Cash-Secured Put Selling Strategy
While the typical investor might use a limit order to buy a stock or ETF at a designated price or lower, the options trader can do one better by selling a cash-secured put.
This strategy has the same mathematical risk profile as a covered call. With put selling, there is an obligation to buy the stock at the strike price if it is assigned, allowing you to get into the stock at a discount. In fact, the true entry cost basis is even lower with the subtraction of the premium you earned from selling the puts.
And if the stock is not below the strike price at expiration, then the premium received is all profit. In other words, you're getting paid not to own the stock.
There are two rules traders must follow to be successful at selling put options.
Rule One: Only sell puts on stocks you want to own.

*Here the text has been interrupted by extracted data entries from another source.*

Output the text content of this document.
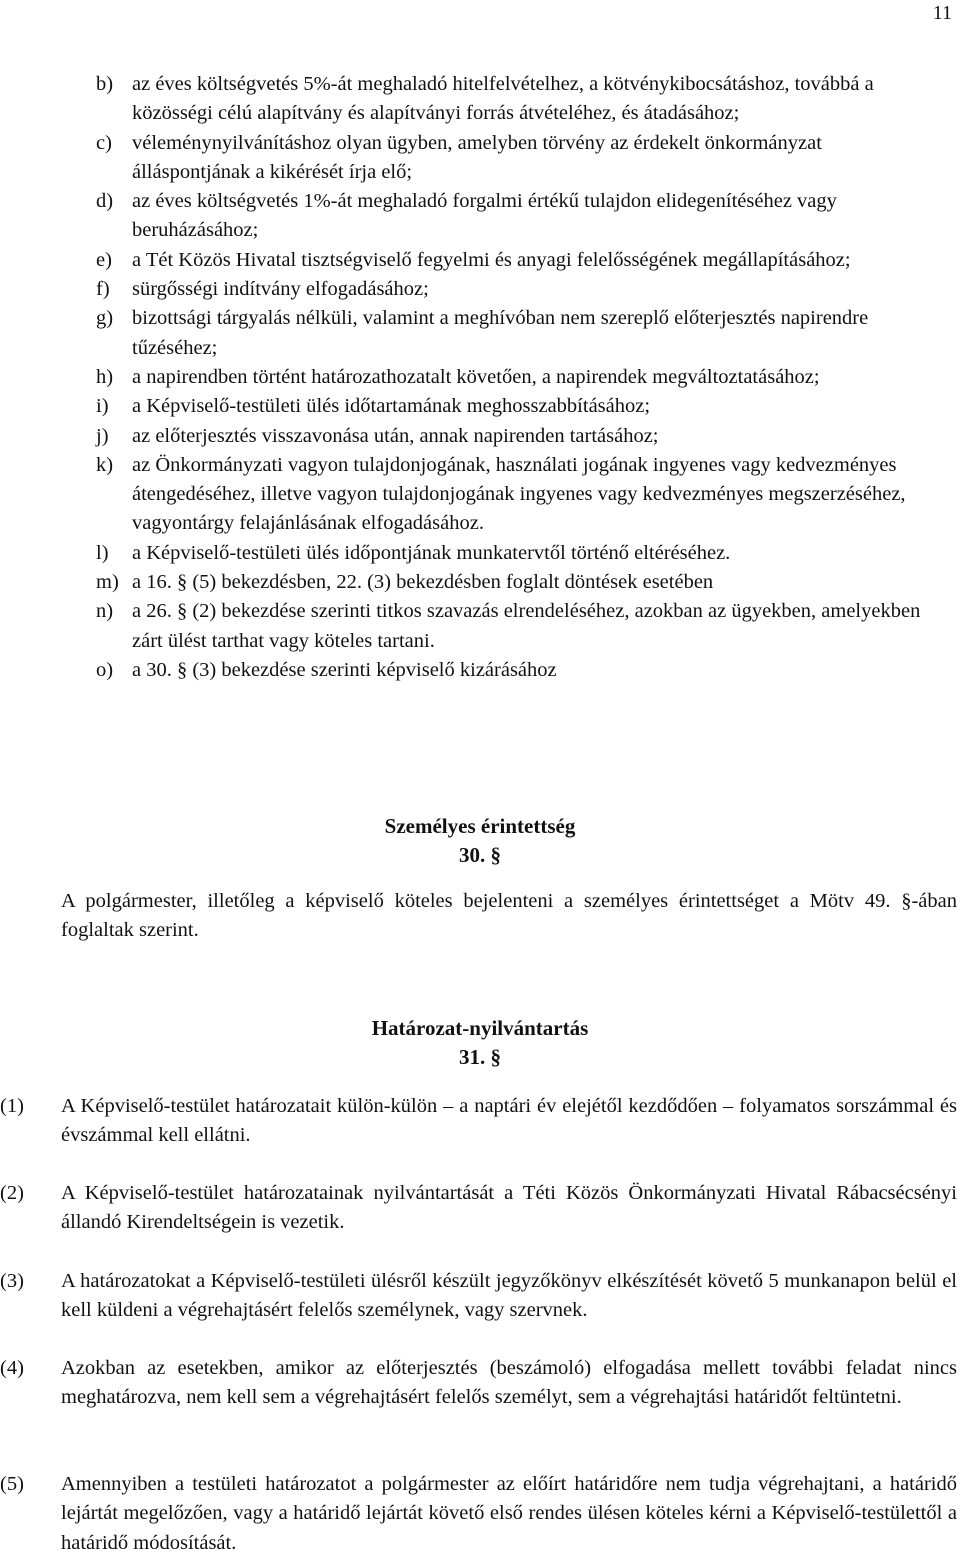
11
b) az éves költségvetés 5%-át meghaladó hitelfelvételhez, a kötvénykibocsátáshoz, továbbá a közösségi célú alapítvány és alapítványi forrás átvételéhez, és átadásához;
c) véleménynyilvánításhoz olyan ügyben, amelyben törvény az érdekelt önkormányzat álláspontjának a kikérését írja elő;
d) az éves költségvetés 1%-át meghaladó forgalmi értékű tulajdon elidegenítéséhez vagy beruházásához;
e) a Tét Közös Hivatal tisztségviselő fegyelmi és anyagi felelősségének megállapításához;
f)	sürgősségi indítvány elfogadásához;
g) bizottsági tárgyalás nélküli, valamint a meghívóban nem szereplő előterjesztés napirendre tűzéséhez;
h) a napirendben történt határozathozatalt követően, a napirendek megváltoztatásához;
i)	a Képviselő-testületi ülés időtartamának meghosszabbításához;
j)	az előterjesztés visszavonása után, annak napirenden tartásához;
k) az Önkormányzati vagyon tulajdonjogának, használati jogának ingyenes vagy kedvezményes átengedéséhez, illetve vagyon tulajdonjogának ingyenes vagy kedvezményes megszerzéséhez, vagyontárgy felajánlásának elfogadásához.
l)	a Képviselő-testületi ülés időpontjának munkatervtől történő eltéréséhez.
m) a 16. § (5) bekezdésben, 22. (3) bekezdésben foglalt döntések esetében
n) a 26. § (2) bekezdése szerinti titkos szavazás elrendeléséhez, azokban az ügyekben, amelyekben zárt ülést tarthat vagy köteles tartani.
o) a 30. § (3) bekezdése szerinti képviselő kizárásához
Személyes érintettség
30. §
A polgármester, illetőleg a képviselő köteles bejelenteni a személyes érintettséget a Mötv 49. §-ában foglaltak szerint.
Határozat-nyilvántartás
31. §
(1)	A Képviselő-testület határozatait külön-külön – a naptári év elejétől kezdődően – folyamatos sorszámmal és évszámmal kell ellátni.
(2)	A Képviselő-testület határozatainak nyilvántartását a Téti Közös Önkormányzati Hivatal Rábacsécsényi állandó Kirendeltségein is vezetik.
(3)	A határozatokat a Képviselő-testületi ülésről készült jegyzőkönyv elkészítését követő 5 munkanapon belül el kell küldeni a végrehajtásért felelős személynek, vagy szervnek.
(4)	Azokban az esetekben, amikor az előterjesztés (beszámoló) elfogadása mellett további feladat nincs meghatározva, nem kell sem a végrehajtásért felelős személyt, sem a végrehajtási határidőt feltüntetni.
(5)	Amennyiben a testületi határozatot a polgármester az előírt határidőre nem tudja végrehajtani, a határidő lejártát megelőzően, vagy a határidő lejártát követő első rendes ülésen köteles kérni a Képviselő-testülettől a határidő módosítását.
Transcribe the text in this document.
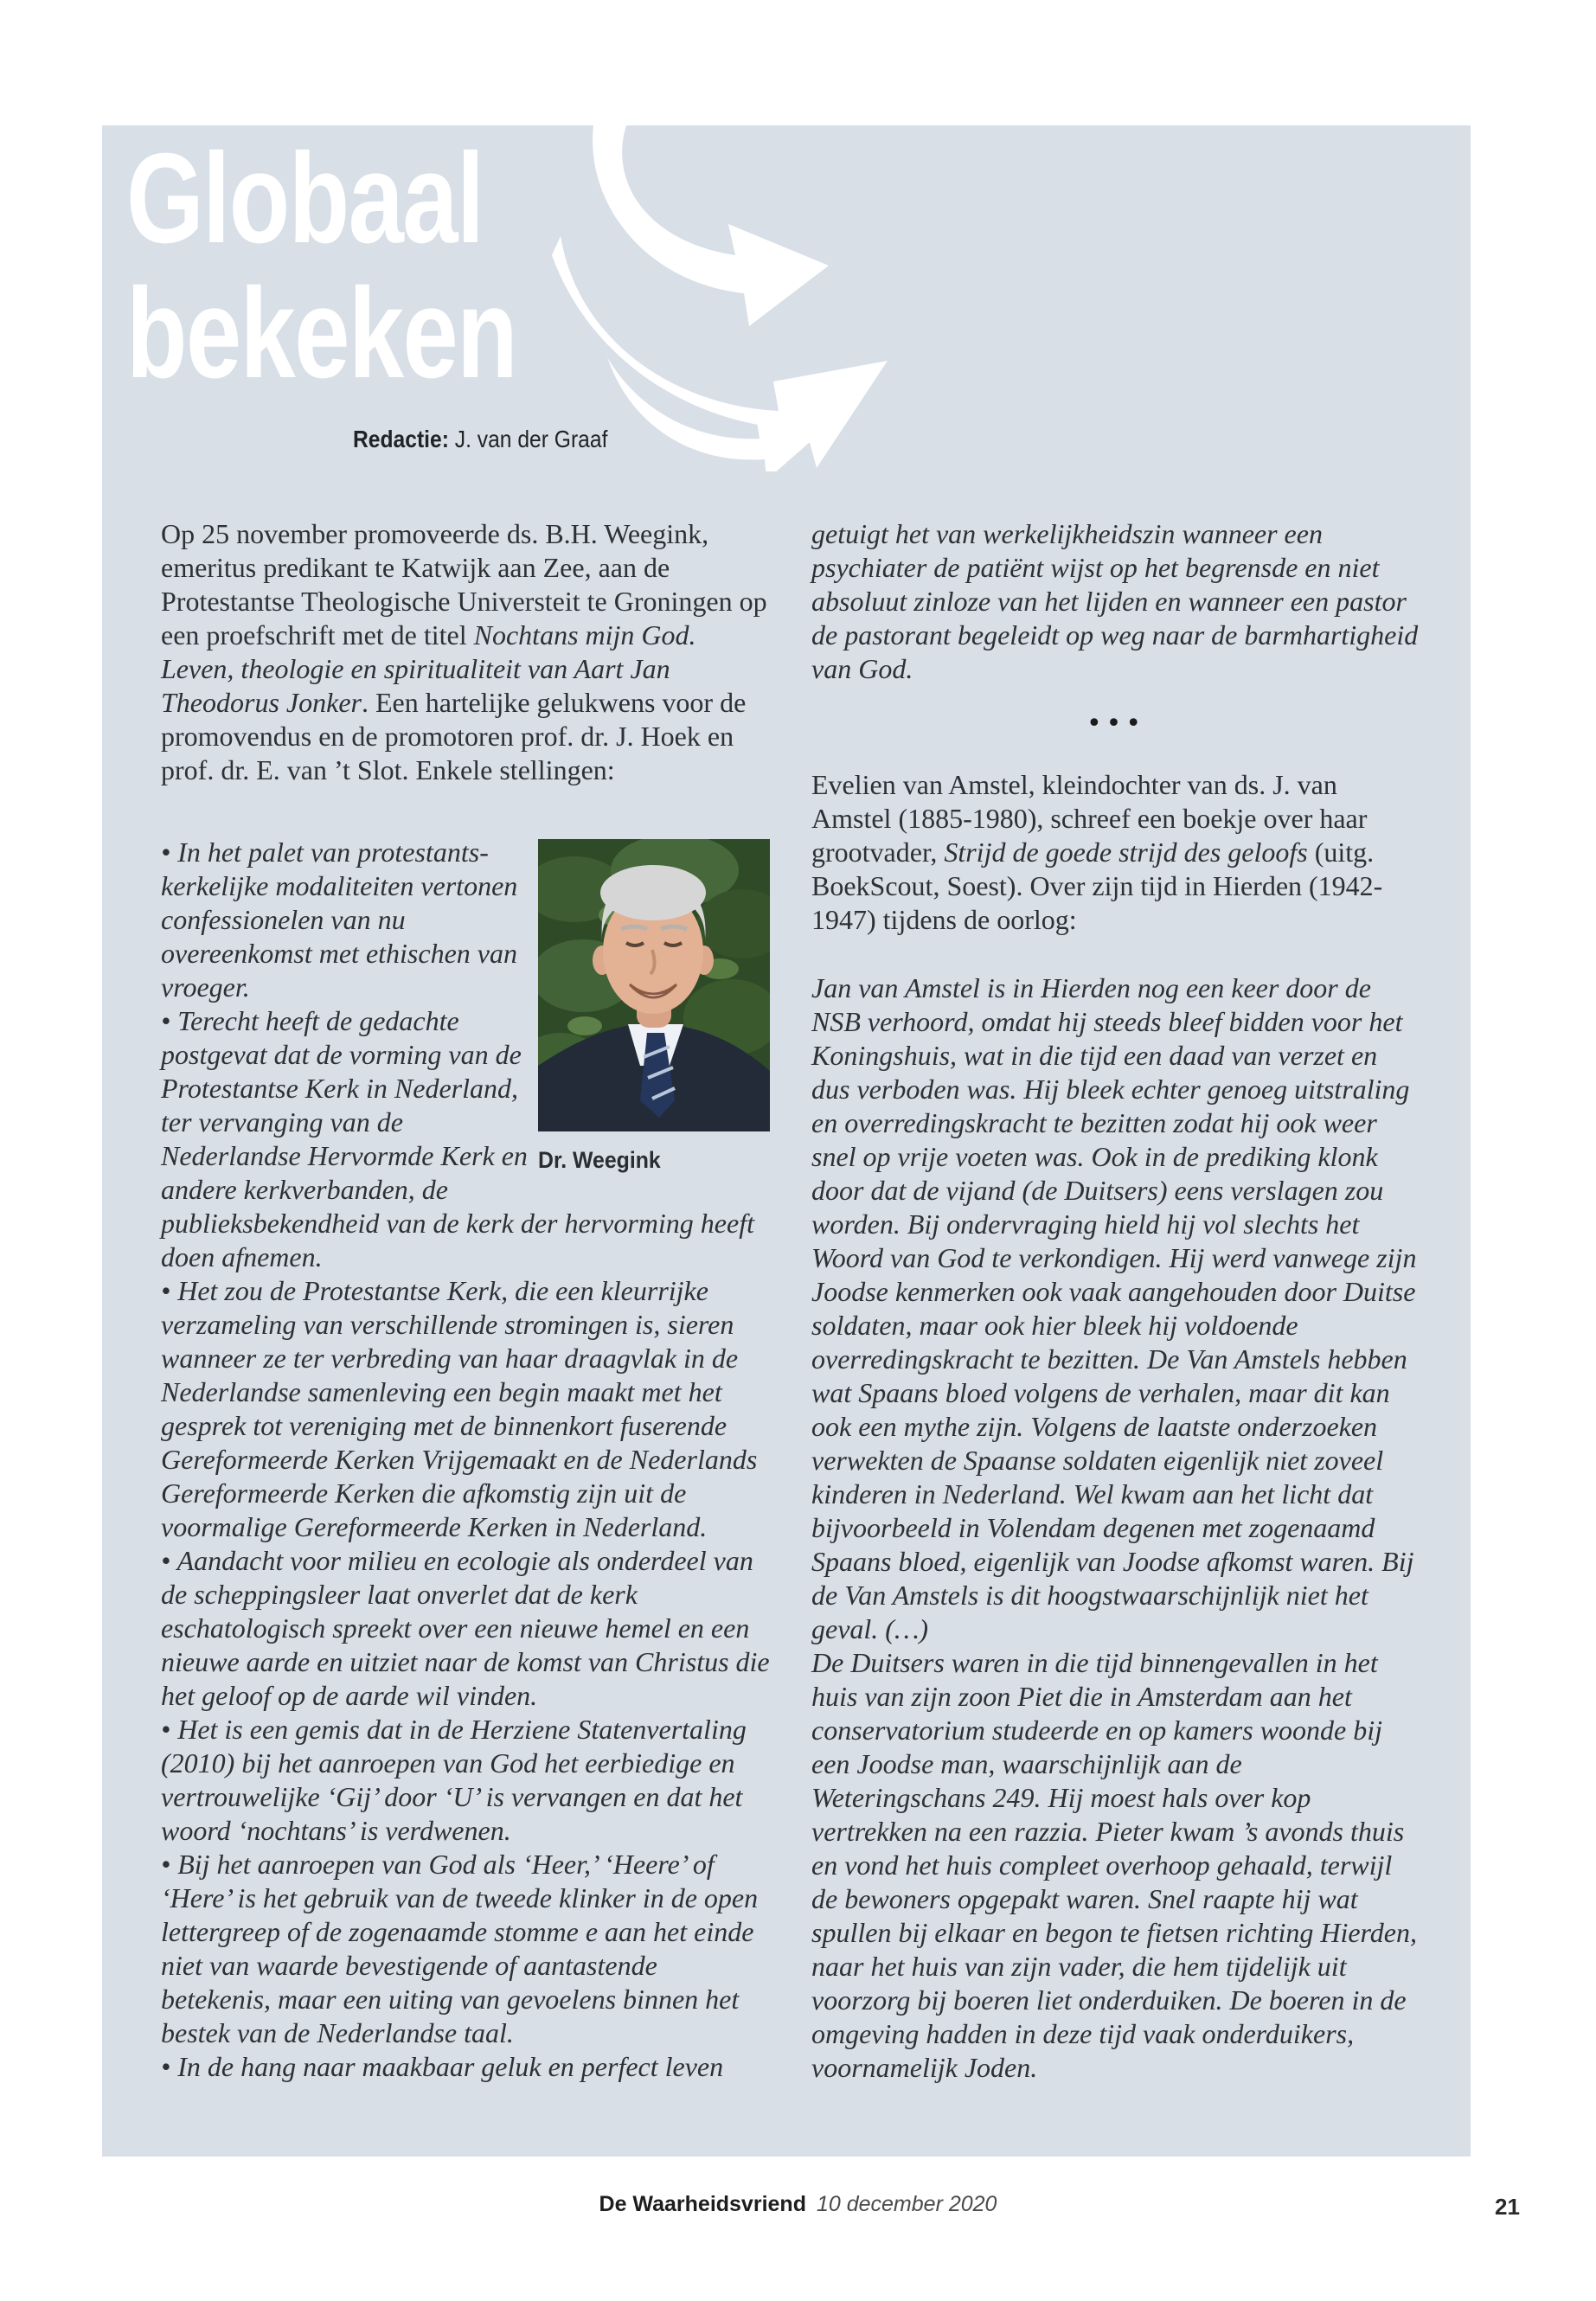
Globaal
bekeken
Redactie: J. van der Graaf

Op 25 november promoveerde ds. B.H. Weegink, emeritus predikant te Katwijk aan Zee, aan de Protestantse Theologische Universteit te Groningen op een proefschrift met de titel Nochtans mijn God. Leven, theologie en spiritualiteit van Aart Jan Theodorus Jonker. Een hartelijke gelukwens voor de promovendus en de promotoren prof. dr. J. Hoek en prof. dr. E. van ’t Slot. Enkele stellingen:

Dr. Weegink

• In het palet van protestants-kerkelijke modaliteiten vertonen confessionelen van nu overeenkomst met ethischen van vroeger.

• Terecht heeft de gedachte postgevat dat de vorming van de Protestantse Kerk in Nederland, ter vervanging van de Nederlandse Hervormde Kerk en andere kerkverbanden, de publieksbekendheid van de kerk der hervorming heeft doen afnemen.

• Het zou de Protestantse Kerk, die een kleurrijke verzameling van verschillende stromingen is, sieren wanneer ze ter verbreding van haar draagvlak in de Nederlandse samenleving een begin maakt met het gesprek tot vereniging met de binnenkort fuserende Gereformeerde Kerken Vrijgemaakt en de Nederlands Gereformeerde Kerken die afkomstig zijn uit de voormalige Gereformeerde Kerken in Nederland.

• Aandacht voor milieu en ecologie als onderdeel van de scheppingsleer laat onverlet dat de kerk eschatologisch spreekt over een nieuwe hemel en een nieuwe aarde en uitziet naar de komst van Christus die het geloof op de aarde wil vinden.

• Het is een gemis dat in de Herziene Statenvertaling (2010) bij het aanroepen van God het eerbiedige en vertrouwelijke ‘Gij’ door ‘U’ is vervangen en dat het woord ‘nochtans’ is verdwenen.

• Bij het aanroepen van God als ‘Heer,’ ‘Heere’ of ‘Here’ is het gebruik van de tweede klinker in de open lettergreep of de zogenaamde stomme e aan het einde niet van waarde bevestigende of aantastende betekenis, maar een uiting van gevoelens binnen het bestek van de Nederlandse taal.

• In de hang naar maakbaar geluk en perfect leven

getuigt het van werkelijkheidszin wanneer een psychiater de patiënt wijst op het begrensde en niet absoluut zinloze van het lijden en wanneer een pastor de pastorant begeleidt op weg naar de barmhartigheid van God.

•••

Evelien van Amstel, kleindochter van ds. J. van Amstel (1885-1980), schreef een boekje over haar grootvader, Strijd de goede strijd des geloofs (uitg. BoekScout, Soest). Over zijn tijd in Hierden (1942-1947) tijdens de oorlog:

Jan van Amstel is in Hierden nog een keer door de NSB verhoord, omdat hij steeds bleef bidden voor het Koningshuis, wat in die tijd een daad van verzet en dus verboden was. Hij bleek echter genoeg uitstraling en overredingskracht te bezitten zodat hij ook weer snel op vrije voeten was. Ook in de prediking klonk door dat de vijand (de Duitsers) eens verslagen zou worden. Bij ondervraging hield hij vol slechts het Woord van God te verkondigen. Hij werd vanwege zijn Joodse kenmerken ook vaak aangehouden door Duitse soldaten, maar ook hier bleek hij voldoende overredingskracht te bezitten. De Van Amstels hebben wat Spaans bloed volgens de verhalen, maar dit kan ook een mythe zijn. Volgens de laatste onderzoeken verwekten de Spaanse soldaten eigenlijk niet zoveel kinderen in Nederland. Wel kwam aan het licht dat bijvoorbeeld in Volendam degenen met zogenaamd Spaans bloed, eigenlijk van Joodse afkomst waren. Bij de Van Amstels is dit hoogstwaarschijnlijk niet het geval. (…)

De Duitsers waren in die tijd binnengevallen in het huis van zijn zoon Piet die in Amsterdam aan het conservatorium studeerde en op kamers woonde bij een Joodse man, waarschijnlijk aan de Weteringschans 249. Hij moest hals over kop vertrekken na een razzia. Pieter kwam ’s avonds thuis en vond het huis compleet overhoop gehaald, terwijl de bewoners opgepakt waren. Snel raapte hij wat spullen bij elkaar en begon te fietsen richting Hierden, naar het huis van zijn vader, die hem tijdelijk uit voorzorg bij boeren liet onderduiken. De boeren in de omgeving hadden in deze tijd vaak onderduikers, voornamelijk Joden.

De Waarheidsvriend 10 december 2020	21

The intention of this strategy is to be assigned the stock as a long-term investment (each option contract represents 100 shares). So make sure you have the funds in your account to buy the stock at the options strike price if a sell-off occurs. Paying in full ensures that no additional money is needed to hold the stock for potentially many months or even years until a price recovery.
Rule Two: Sell either of the front two option expiration months to take advantage of time decay.
Collect premium every month on put sales until you are assigned shares at a cost-reduced basis. Every month that you keep the premium is money subtracted from your entry price.
Recommended Trade Setup: Sell to open MCP June 6 Puts at $0.35 or better.
This cash-secured put sale would assign long shares at $5.65 ($6 strike minus $0.35 premium), which is about 13% below MCP's current price, costing you $565 per option sold. If the options expire worthless, you keep the $35 premium, earning a potential 6% return in one month.
But remember, you should only sell this put if you want to own MCP stock at a discount to the current price. If you are assigned the shares, a July covered call can be sold against the stock to lower your cost basis even further.
If the stock does not fall below the strike price before expiration, then you keep the premium you collected, essentially getting paid not to buy the stock.